Commenting in Global Arbitration Review, Jose Maria de la Jara and Nicolas Rosero recently wrote:

Some practitioners will no doubt argue that the parties’ consent is not breached because they have chosen to arbitrate the dispute under the ICC [‘s then existing] rules, which now include the regulation regarding the expedited procedure.  Thus, the parties have implicitly given consent to resigning their right to a three-person panel.

But . . . implicit consent does not accurately represent the intention of the parties.  Companies simply do not sign contracts with a hypothetical low-value dispute in mind that would force them to go to an expedited procedure decided by a sole arbitrator.  Hence, caution should be exercised on overriding an explicit and crystal-clear agreement expressed in the arbitration clause with a presumed and hypothetical consent.  After all, arbitration is a matter of consent, not coercion.

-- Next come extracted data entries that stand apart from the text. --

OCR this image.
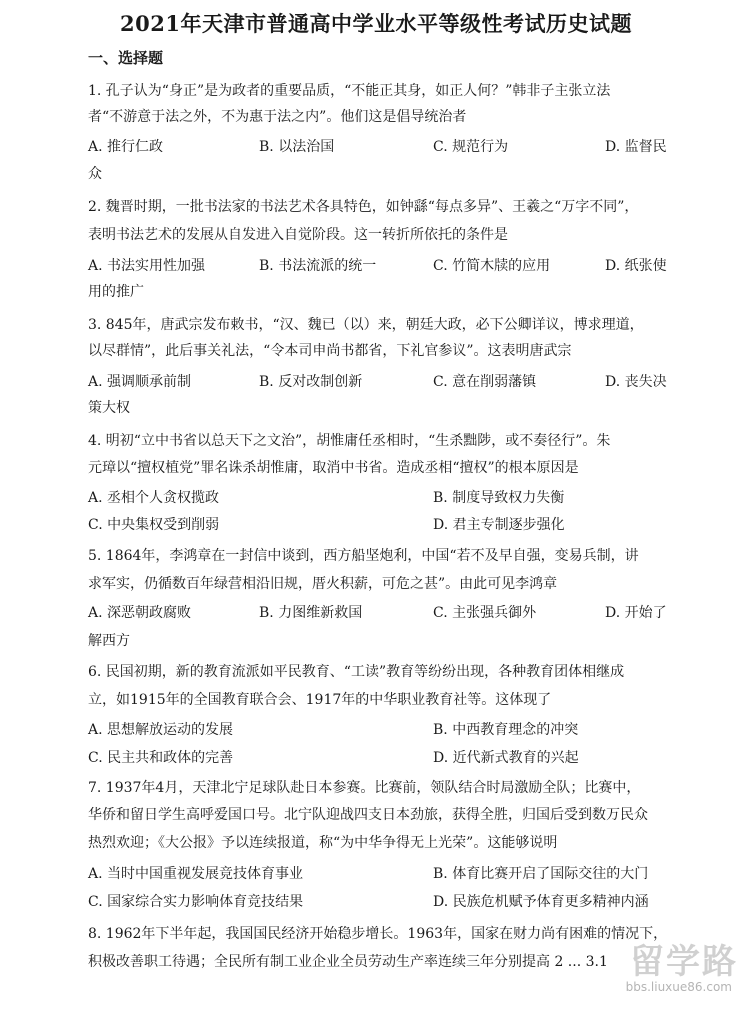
2021年天津市普通高中学业水平等级性考试历史试题
一、选择题
1. 孔子认为“身正”是为政者的重要品质，“不能正其身，如正人何？”韩非子主张立法
者“不游意于法之外，不为惠于法之内”。他们这是倡导统治者
A. 推行仁政	B. 以法治国	C. 规范行为	D. 监督民
众
2. 魏晋时期，一批书法家的书法艺术各具特色，如钟繇“每点多异”、王羲之“万字不同”，
表明书法艺术的发展从自发进入自觉阶段。这一转折所依托的条件是
A. 书法实用性加强	B. 书法流派的统一	C. 竹简木牍的应用	D. 纸张使
用的推广
3. 845年，唐武宗发布敕书，“汉、魏已（以）来，朝廷大政，必下公卿详议，博求理道，
以尽群情”，此后事关礼法，“令本司申尚书都省，下礼官参议”。这表明唐武宗
A. 强调顺承前制	B. 反对改制创新	C. 意在削弱藩镇	D. 丧失决
策大权
4. 明初“立中书省以总天下之文治”，胡惟庸任丞相时，“生杀黜陟，或不奏径行”。朱
元璋以“擅权植党”罪名诛杀胡惟庸，取消中书省。造成丞相“擅权”的根本原因是
A. 丞相个人贪权揽政	B. 制度导致权力失衡
C. 中央集权受到削弱	D. 君主专制逐步强化
5. 1864年，李鸿章在一封信中谈到，西方船坚炮利，中国“若不及早自强，变易兵制，讲
求军实，仍循数百年绿营相沿旧规，厝火积薪，可危之甚”。由此可见李鸿章
A. 深恶朝政腐败	B. 力图维新救国	C. 主张强兵御外	D. 开始了
解西方
6. 民国初期，新的教育流派如平民教育、“工读”教育等纷纷出现，各种教育团体相继成
立，如1915年的全国教育联合会、1917年的中华职业教育社等。这体现了
A. 思想解放运动的发展	B. 中西教育理念的冲突
C. 民主共和政体的完善	D. 近代新式教育的兴起
7. 1937年4月，天津北宁足球队赴日本参赛。比赛前，领队结合时局激励全队；比赛中，
华侨和留日学生高呼爱国口号。北宁队迎战四支日本劲旅，获得全胜，归国后受到数万民众
热烈欢迎；《大公报》予以连续报道，称“为中华争得无上光荣”。这能够说明
A. 当时中国重视发展竞技体育事业	B. 体育比赛开启了国际交往的大门
C. 国家综合实力影响体育竞技结果	D. 民族危机赋予体育更多精神内涵
8. 1962年下半年起，我国国民经济开始稳步增长。1963年，国家在财力尚有困难的情况下，
积极改善职工待遇；全民所有制工业企业全员劳动生产率连续三年分别提高 2 ... 3.1 留学路
bbs.liuxue86.com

Time will tell whether other observers will join the chorus criticizing the “implied consent” basis for the rule change.

But regardless of how that specific part of the debate plays out, arbitral institutions worldwide still need to grapple with the issue of the efficiency of multiple arbitrators in relatively small cases.

The Israeli Institute of Commercial Arbitration addressed this issue as far back as 2007, when the IICA adopted its International Rules.

In drafting its International Rules, the IICA recognized that a three-arbitrator case can be expensive and that not every transnational dispute merits the costs inherent in three-arbitrator adjudication.  (See http://www.sherby.co.il/cgi-bin/Israels_New_International_Arbitration_Rules.pl)  In the Israeli context in particular, there is a perception that a contractual requirement of multiple arbitrators can be abused by a party that has the greater ability to bear the higher costs inherent in such a case.  Id.

Therefore, Rules 1.1(a)(iv) and 4.2(b) of the IICA’s International Rules attempt to establish a balance between the general rule of honoring the parties’ pre-dispute agreement to use multiple arbitrators and the cost/burden of a three-arbitrator case.  Those rules provide that the parties’ pre-dispute agreement to arbitrate before three arbitrators will be honored by the IICA, subject to one caveat:  at least one party must, in its initial pleading with the IICA, make an express request for the appointment of three arbitrators.  In other words, if the plaintiff fails to include a “multiple arbitrator statement” with its application to commence the arbitration, the plaintiff will be deemed to have waived any contractual right to request that the case be adjudicated by three arbitrators.  Similarly, if the defendant fails to include a multiple arbitrator statement with its statement of defense, the defendant will be deemed to have waived any contractual right to request the appointment of multiple arbitrators.

The above mechanism gives parties to an arbitration agreement the certainty that their pre-dispute selection of three arbitrators will be honored by the IICA, subject simply to their paying sufficient attention to raise the issue at the first opportunity.  (Unlike the ICC, the IICA never had to be concerned about the “implied consent” issue – because the very first version of the IICA’s International Rules included the above-described Rules 1.1(a)(iv) and 4.2(b).)

It is likely that other arbitral institutions will consider yet other solutions to the problem of the perceived inefficiency in using three arbitrators for relatively small cases.  But what is clear from the International Chamber of Commerce’s recent announcement is that the ICC recognizes the problem.

As Israeli lawyers, we take pride in knowing that an Israeli arbitral institution was at the forefront, years ago, of the efforts to address this issue.